John Connelly Presents
625 West 27th Street, 212-337-9563
Chelsea
March 23 - April 21, 2007
Reception: Friday, March 23, 6 - 8 PM
Web Site


In the past Althea Thauberger has collaborated closely with various social communities to create performance based video and photographic works. Her work usually involves an extended period of research and development where the artist strives to reveal socio-political constructions imbedded within the broad dynamics of a given group consciousness. Essential to Thauberger’s process is an element of shared responsibility, collaboration and dialogue where the participants in each project contribute a measure of personal subjectiveness to the final product. She has worked together with teenage actresses to write a modern operetta about a drowned pet dog; U.S. military wives to commission original autobiographical musical compositions; and a troupe of Canadian tree-planters to enact and film an epic allegory about death, consciousness and re-birth. Among many other references her works engage in a kind of Brechtian discourse around radical absurdity and breaks with escapist representation, group psychology and the distribution of authority and leadership.
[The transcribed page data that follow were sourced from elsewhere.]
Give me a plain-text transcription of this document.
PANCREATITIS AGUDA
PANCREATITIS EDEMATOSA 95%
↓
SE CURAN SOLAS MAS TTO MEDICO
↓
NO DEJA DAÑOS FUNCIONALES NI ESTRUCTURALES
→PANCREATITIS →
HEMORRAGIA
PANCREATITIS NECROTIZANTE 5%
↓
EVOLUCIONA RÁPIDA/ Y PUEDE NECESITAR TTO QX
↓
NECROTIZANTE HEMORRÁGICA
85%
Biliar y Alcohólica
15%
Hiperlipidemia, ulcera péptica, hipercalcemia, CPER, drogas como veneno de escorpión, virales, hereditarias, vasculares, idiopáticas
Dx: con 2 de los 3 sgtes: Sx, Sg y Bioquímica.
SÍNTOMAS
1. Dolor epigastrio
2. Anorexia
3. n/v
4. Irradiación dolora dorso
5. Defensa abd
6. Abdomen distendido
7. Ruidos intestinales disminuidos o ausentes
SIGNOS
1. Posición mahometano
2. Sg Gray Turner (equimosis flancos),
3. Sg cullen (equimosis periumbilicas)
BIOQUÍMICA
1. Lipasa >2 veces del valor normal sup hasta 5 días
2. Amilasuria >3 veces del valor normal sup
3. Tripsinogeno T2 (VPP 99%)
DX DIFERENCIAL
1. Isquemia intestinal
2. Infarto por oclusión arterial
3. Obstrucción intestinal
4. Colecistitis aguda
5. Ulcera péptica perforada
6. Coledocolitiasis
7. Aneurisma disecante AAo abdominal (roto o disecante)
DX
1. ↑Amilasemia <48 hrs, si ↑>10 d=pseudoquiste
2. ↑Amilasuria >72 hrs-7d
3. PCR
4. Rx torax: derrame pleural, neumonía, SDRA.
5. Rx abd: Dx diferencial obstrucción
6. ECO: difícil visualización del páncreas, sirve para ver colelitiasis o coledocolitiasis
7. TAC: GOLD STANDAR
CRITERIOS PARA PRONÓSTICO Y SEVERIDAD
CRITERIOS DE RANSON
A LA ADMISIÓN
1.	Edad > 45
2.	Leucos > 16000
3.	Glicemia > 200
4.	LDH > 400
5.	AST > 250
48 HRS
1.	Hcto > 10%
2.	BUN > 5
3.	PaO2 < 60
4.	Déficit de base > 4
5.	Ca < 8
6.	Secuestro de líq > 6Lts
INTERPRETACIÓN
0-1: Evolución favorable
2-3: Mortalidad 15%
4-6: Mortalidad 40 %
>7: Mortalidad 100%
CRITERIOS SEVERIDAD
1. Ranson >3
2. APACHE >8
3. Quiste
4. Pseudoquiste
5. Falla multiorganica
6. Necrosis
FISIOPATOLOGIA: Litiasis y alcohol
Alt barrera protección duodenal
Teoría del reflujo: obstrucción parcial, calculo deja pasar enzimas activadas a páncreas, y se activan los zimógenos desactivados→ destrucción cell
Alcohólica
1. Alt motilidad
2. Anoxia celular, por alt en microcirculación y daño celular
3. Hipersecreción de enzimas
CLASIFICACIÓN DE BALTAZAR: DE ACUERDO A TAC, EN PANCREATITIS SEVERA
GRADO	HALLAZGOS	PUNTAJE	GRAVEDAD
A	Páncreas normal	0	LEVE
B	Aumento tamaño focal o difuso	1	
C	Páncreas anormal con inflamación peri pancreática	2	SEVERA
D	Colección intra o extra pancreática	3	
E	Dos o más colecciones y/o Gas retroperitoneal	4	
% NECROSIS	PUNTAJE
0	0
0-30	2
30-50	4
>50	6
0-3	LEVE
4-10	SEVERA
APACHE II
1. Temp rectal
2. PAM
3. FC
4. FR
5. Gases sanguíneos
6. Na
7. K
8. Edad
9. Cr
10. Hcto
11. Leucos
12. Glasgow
Thauberger’s latest project was produced in collaboration with eight young German men during a yearlong artist residency at the Kuenstlerhaus Bethanien in Berlin. All of the men, ages 18 – 22, are participating in Zivildienst – a program created by the government in the 1960’s to allow those that “conscientiously object to carrying a weapon” the ability to fulfill their military service obligation through social work. Typically, these young men provide labor in hospitals, nursing homes, kindergartens or other social programs – significantly supplementing the government’s social welfare system. Thauberger made an official agreement with the Zivildienst authority to allow these young civil servants to “serve” in the context of an art project. Over the course of 3 1/2 months Thauberger worked closely with the Zivis, engaging in improvisational exercises and holding bi-weekly meetings to discuss issues such as the Zivildienst system and military service, national identity, work ethics and personal/autobiographical concerns. The realization of the project was a performance the young men created through a series of stylized postures or vignettes where the archetypal metaphors of an “alienated” community are depicted within a large architectural set made of scaffolding.

On view at the gallery will be a series of color portraits of the Zivis (as they chose to be portrayed) accompanied by fictional autobiographies they wrote as one of Thauberger’s exercises, a large group portrait of the young men “boxed in” by the pictures parameters (designed for the cover of a catalog documenting the project) and a black & white image of the empty set. Projected In a separate room will be an 18-minute video of the Zivis performing the series of postures they choreographed to portray a narrative arc of isolation, despair, idealism, co-operation, betrayal and endurance, using themselves as the protagonists.